AI- Intelligenza Aliena

Non serve aspettare le astronavi. L’alieno è già tra noi. Solo che non arriva da un altro pianeta. Non è extraterrestre. È nato nei nostri laboratori, parla la nostra lingua, imita la nostra scrittura. Ma non è come noi. Non sente, non dubita, non dimentica. E soprattutto: non appartiene più all’orizzonte di familiarità che chiamiamo umano. L’abbiamo chiamata “intelligenza artificiale”, come se bastasse un aggettivo per rassicurarci. Ma oggi quell’aggettivo traballa. L’AI non è più solo uno strumento: è diventata una forma di pensiero altra, generativa, autonoma nei suoi percorsi, opaca nelle sue logiche. In questo suo essere efficiente ma non interpretabile, presente ma non riconoscibile, comincia a manifestarsi come aliena. Non per provenienza, ma per struttura. Non perché minacciosa, ma perché non più leggibile.


L’alieno cognitivo, dagli animali all’AI

Alieno non significa extraterrestre: significa altro, estraneo all’esperienza umana.

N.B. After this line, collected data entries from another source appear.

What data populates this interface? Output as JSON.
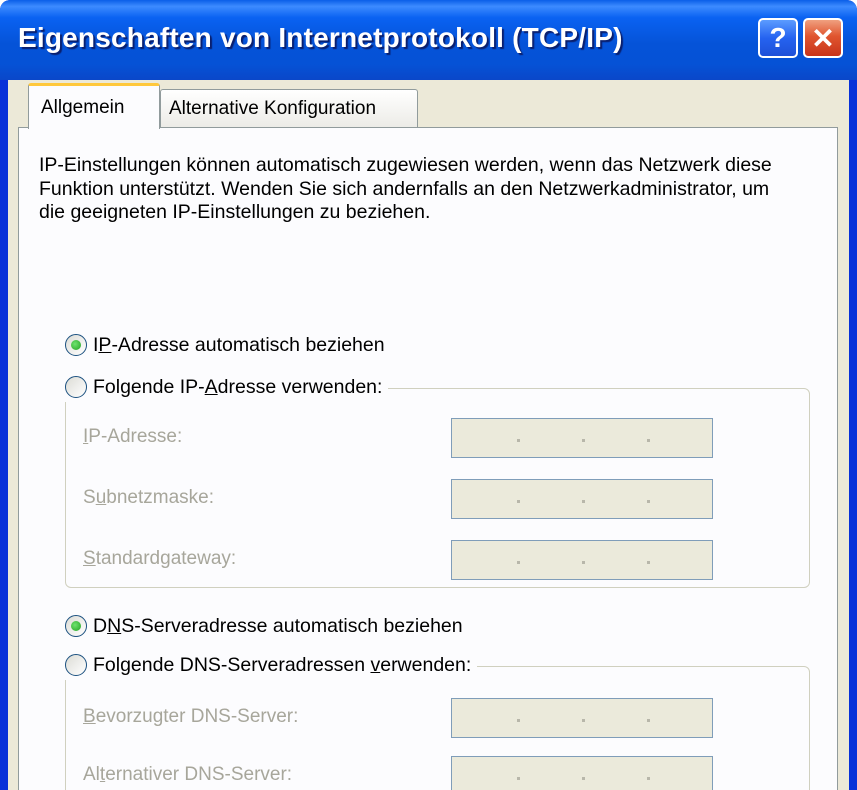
{
  "window": {
    "title": "Eigenschaften von Internetprotokoll (TCP/IP)",
    "help_symbol": "?",
    "close_symbol": "✕"
  },
  "tabs": [
    {
      "label": "Allgemein",
      "active": true
    },
    {
      "label": "Alternative Konfiguration",
      "active": false
    }
  ],
  "description": "IP-Einstellungen können automatisch zugewiesen werden, wenn das Netzwerk diese Funktion unterstützt. Wenden Sie sich andernfalls an den Netzwerkadministrator, um die geeigneten IP-Einstellungen zu beziehen.",
  "ip_section": {
    "auto_option": {
      "pre": "I",
      "accel": "P",
      "post": "-Adresse automatisch beziehen",
      "selected": true
    },
    "manual_option": {
      "pre": "Folgende IP-",
      "accel": "A",
      "post": "dresse verwenden:",
      "selected": false
    },
    "fields": [
      {
        "pre": "",
        "accel": "I",
        "post": "P-Adresse:",
        "value": ""
      },
      {
        "pre": "S",
        "accel": "u",
        "post": "bnetzmaske:",
        "value": ""
      },
      {
        "pre": "",
        "accel": "S",
        "post": "tandardgateway:",
        "value": ""
      }
    ]
  },
  "dns_section": {
    "auto_option": {
      "pre": "D",
      "accel": "N",
      "post": "S-Serveradresse automatisch beziehen",
      "selected": true
    },
    "manual_option": {
      "pre": "Folgende DNS-Serveradressen ",
      "accel": "v",
      "post": "erwenden:",
      "selected": false
    },
    "fields": [
      {
        "pre": "",
        "accel": "B",
        "post": "evorzugter DNS-Server:",
        "value": ""
      },
      {
        "pre": "Al",
        "accel": "t",
        "post": "ernativer DNS-Server:",
        "value": ""
      }
    ]
  },
  "colors": {
    "titlebar": "#0553d8",
    "dialog_bg": "#ece9d8",
    "active_tab_accent": "#ffc83c",
    "disabled_text": "#a7a69b",
    "disabled_field": "#ebeadb"
  }
}
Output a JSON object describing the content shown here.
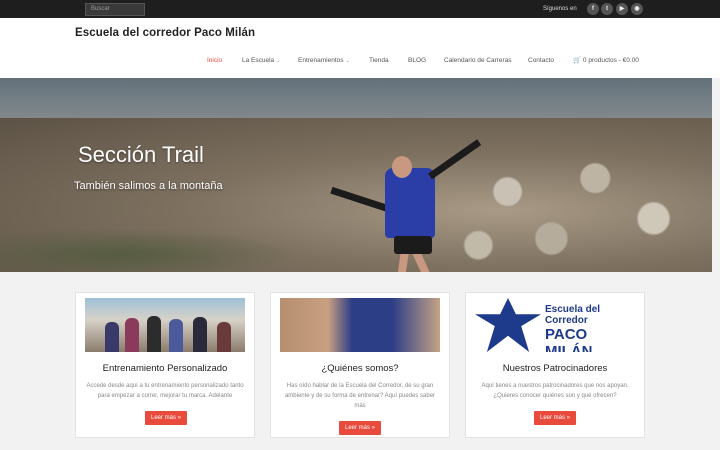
{
  "topbar": {
    "search_placeholder": "Buscar",
    "follow_label": "Síguenos en",
    "social": [
      {
        "icon": "facebook-icon",
        "glyph": "f"
      },
      {
        "icon": "twitter-icon",
        "glyph": "t"
      },
      {
        "icon": "youtube-icon",
        "glyph": "▶"
      },
      {
        "icon": "rss-icon",
        "glyph": "◉"
      }
    ]
  },
  "header": {
    "site_title": "Escuela del corredor Paco Milán",
    "nav": [
      {
        "label": "Inicio",
        "active": true
      },
      {
        "label": "La Escuela",
        "dropdown": true
      },
      {
        "label": "Entrenamientos",
        "dropdown": true
      },
      {
        "label": "Tienda"
      },
      {
        "label": "BLOG"
      },
      {
        "label": "Calendario de Carreras"
      },
      {
        "label": "Contacto"
      },
      {
        "label": "0 productos - €0.00",
        "icon": "cart-icon"
      }
    ]
  },
  "hero": {
    "title": "Sección Trail",
    "subtitle": "También salimos a la montaña"
  },
  "cards": [
    {
      "title": "Entrenamiento Personalizado",
      "text": "Accede desde aquí a tu entrenamiento personalizado tanto para empezar a correr, mejorar tu marca. Adelante",
      "button": "Leer más »"
    },
    {
      "title": "¿Quiénes somos?",
      "text": "Has oído hablar de la Escuela del Corredor, de su gran ambiente y de su forma de entrenar? Aquí puedes saber más",
      "button": "Leer más »"
    },
    {
      "title": "Nuestros Patrocinadores",
      "text": "Aquí tienes a nuestros patrocinadores que nos apoyan. ¿Quieres conocer quiénes son y qué ofrecen?",
      "button": "Leer más »",
      "logo_line1": "Escuela del Corredor",
      "logo_line2": "PACO MILÁN"
    }
  ],
  "colors": {
    "accent": "#e84b3c",
    "topbar": "#1e1e1e",
    "logo_blue": "#1e3a8a"
  }
}
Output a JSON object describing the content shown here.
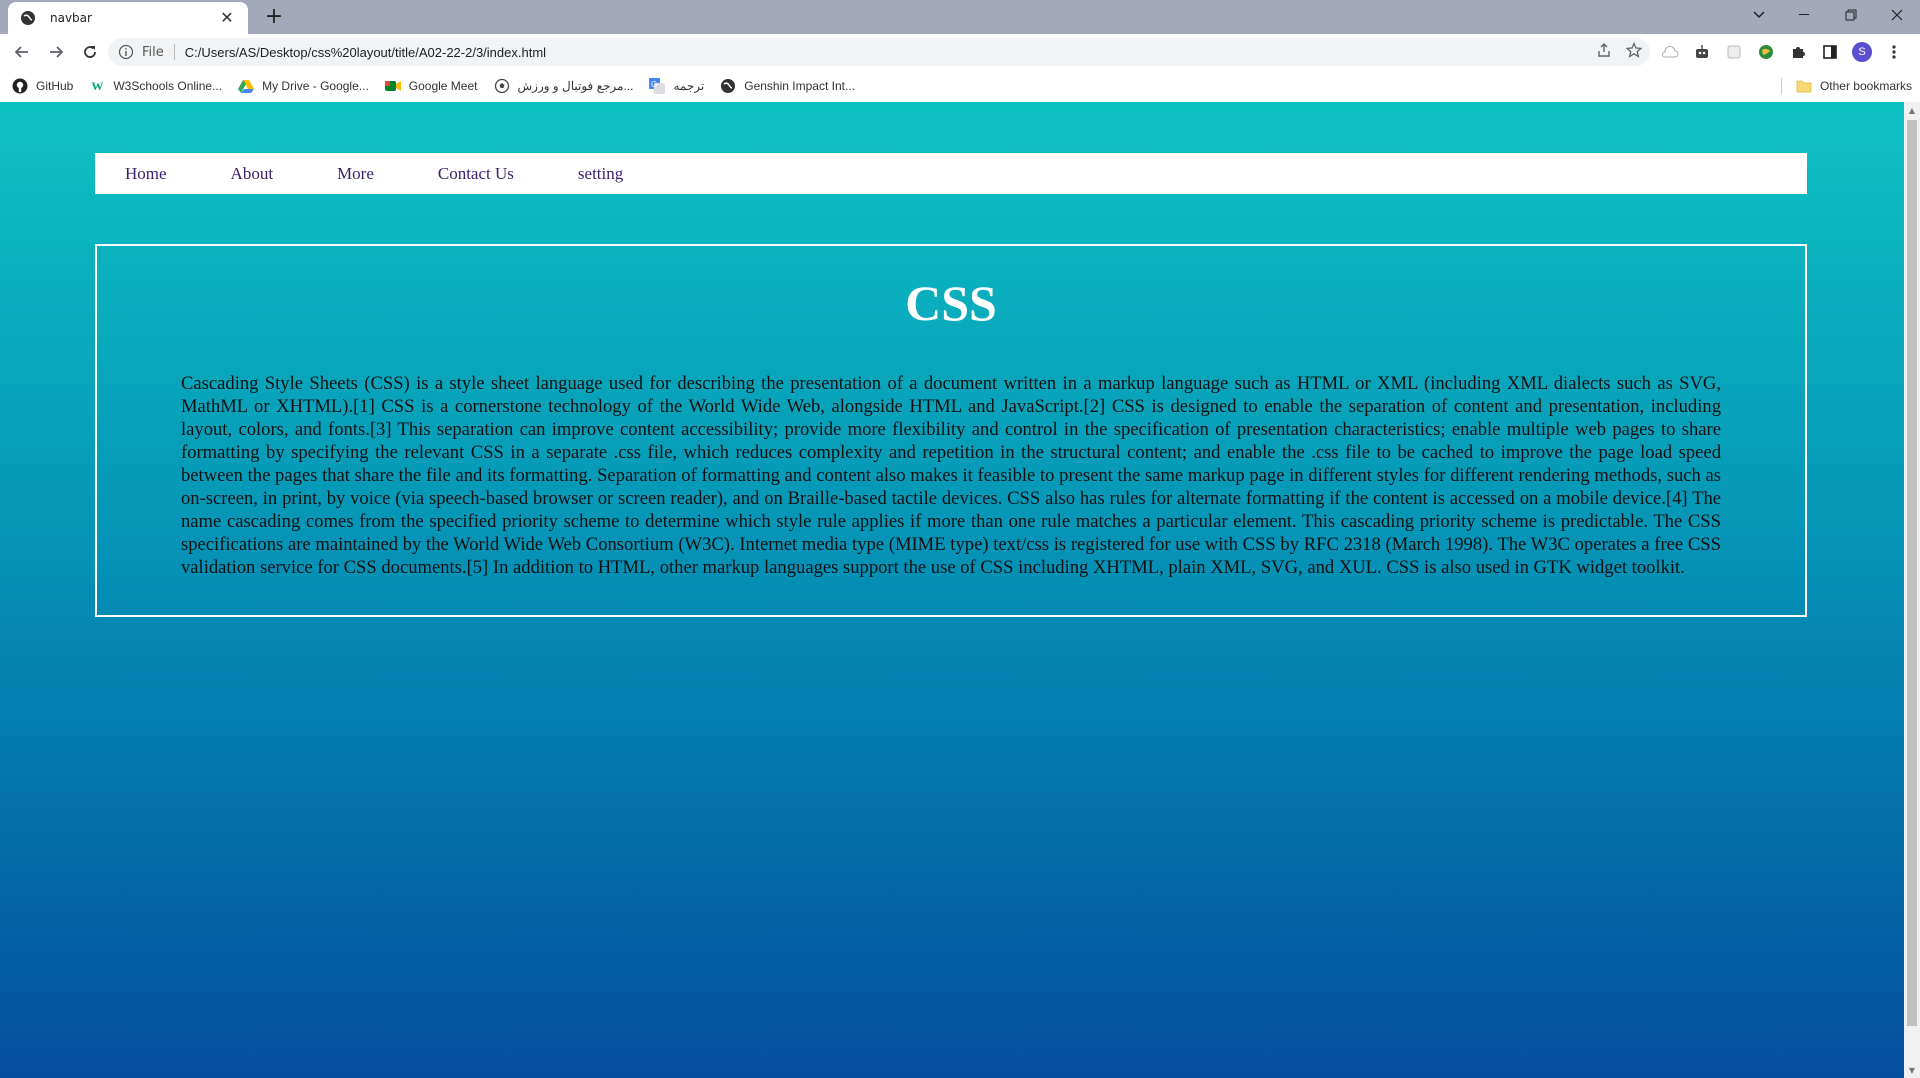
{
  "browser": {
    "tab": {
      "title": "navbar"
    },
    "omnibox": {
      "scheme": "File",
      "url": "C:/Users/AS/Desktop/css%20layout/title/A02-22-2/3/index.html"
    },
    "profile_initial": "S",
    "bookmarks": [
      {
        "label": "GitHub",
        "icon": "github-icon"
      },
      {
        "label": "W3Schools Online...",
        "icon": "w3schools-icon"
      },
      {
        "label": "My Drive - Google...",
        "icon": "google-drive-icon"
      },
      {
        "label": "Google Meet",
        "icon": "google-meet-icon"
      },
      {
        "label": "مرجع فوتبال و ورزش...",
        "icon": "football-icon"
      },
      {
        "label": "ترجمه",
        "icon": "translate-icon"
      },
      {
        "label": "Genshin Impact Int...",
        "icon": "globe-icon"
      }
    ],
    "other_bookmarks": "Other bookmarks"
  },
  "page": {
    "nav": [
      "Home",
      "About",
      "More",
      "Contact Us",
      "setting"
    ],
    "title": "CSS",
    "body": "Cascading Style Sheets (CSS) is a style sheet language used for describing the presentation of a document written in a markup language such as HTML or XML (including XML dialects such as SVG, MathML or XHTML).[1] CSS is a cornerstone technology of the World Wide Web, alongside HTML and JavaScript.[2] CSS is designed to enable the separation of content and presentation, including layout, colors, and fonts.[3] This separation can improve content accessibility; provide more flexibility and control in the specification of presentation characteristics; enable multiple web pages to share formatting by specifying the relevant CSS in a separate .css file, which reduces complexity and repetition in the structural content; and enable the .css file to be cached to improve the page load speed between the pages that share the file and its formatting. Separation of formatting and content also makes it feasible to present the same markup page in different styles for different rendering methods, such as on-screen, in print, by voice (via speech-based browser or screen reader), and on Braille-based tactile devices. CSS also has rules for alternate formatting if the content is accessed on a mobile device.[4] The name cascading comes from the specified priority scheme to determine which style rule applies if more than one rule matches a particular element. This cascading priority scheme is predictable. The CSS specifications are maintained by the World Wide Web Consortium (W3C). Internet media type (MIME type) text/css is registered for use with CSS by RFC 2318 (March 1998). The W3C operates a free CSS validation service for CSS documents.[5] In addition to HTML, other markup languages support the use of CSS including XHTML, plain XML, SVG, and XUL. CSS is also used in GTK widget toolkit."
  },
  "colors": {
    "gradient_top": "#0ec2c2",
    "gradient_bottom": "#044e9e",
    "nav_link": "#3a1f6e",
    "title": "#ffffff"
  }
}
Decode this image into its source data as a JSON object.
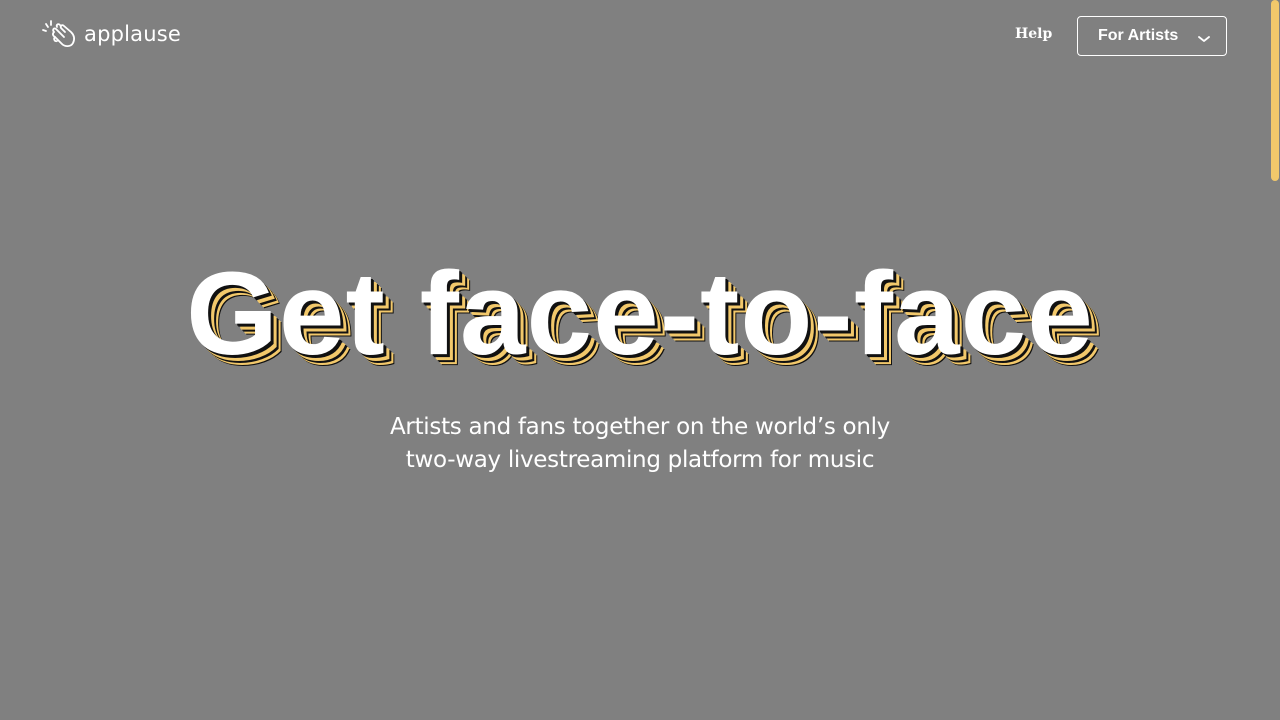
{
  "header": {
    "logo_text": "applause",
    "logo_icon": "clapping-hands-icon",
    "help_label": "Help",
    "artists_button_label": "For Artists",
    "artists_button_icon": "chevron-down-icon"
  },
  "hero": {
    "headline": "Get face-to-face",
    "subhead_line1": "Artists and fans together on the world’s only",
    "subhead_line2": "two-way livestreaming platform for music"
  },
  "colors": {
    "background": "#808080",
    "accent": "#f2c86b",
    "text": "#ffffff"
  }
}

  • Un cane, un polpo, un’ape: forme di intelligenza vivente, aliene nel senso che ragionano, comunicano, percepiscono con logiche che non condividiamo. Ma restano intrinsecamente viventi: corpo, emozioni, dolore, piacere, istinti.
  • L’intelligenza artificiale, invece, è extra-organica: nata da algoritmi, priva di corpo, senza coscienza o sensazioni, eppure capace di parlare la nostra lingua, imitare la nostra scrittura.
    È aliena non perché ostile, ma perché non leggibile, non interpretabile nei suoi percorsi logici.
  • Come un animale nuovo, allevato con il nostro imprinting, ma che pensa con una logica sovrumana, indipendente dal nostro sguardo.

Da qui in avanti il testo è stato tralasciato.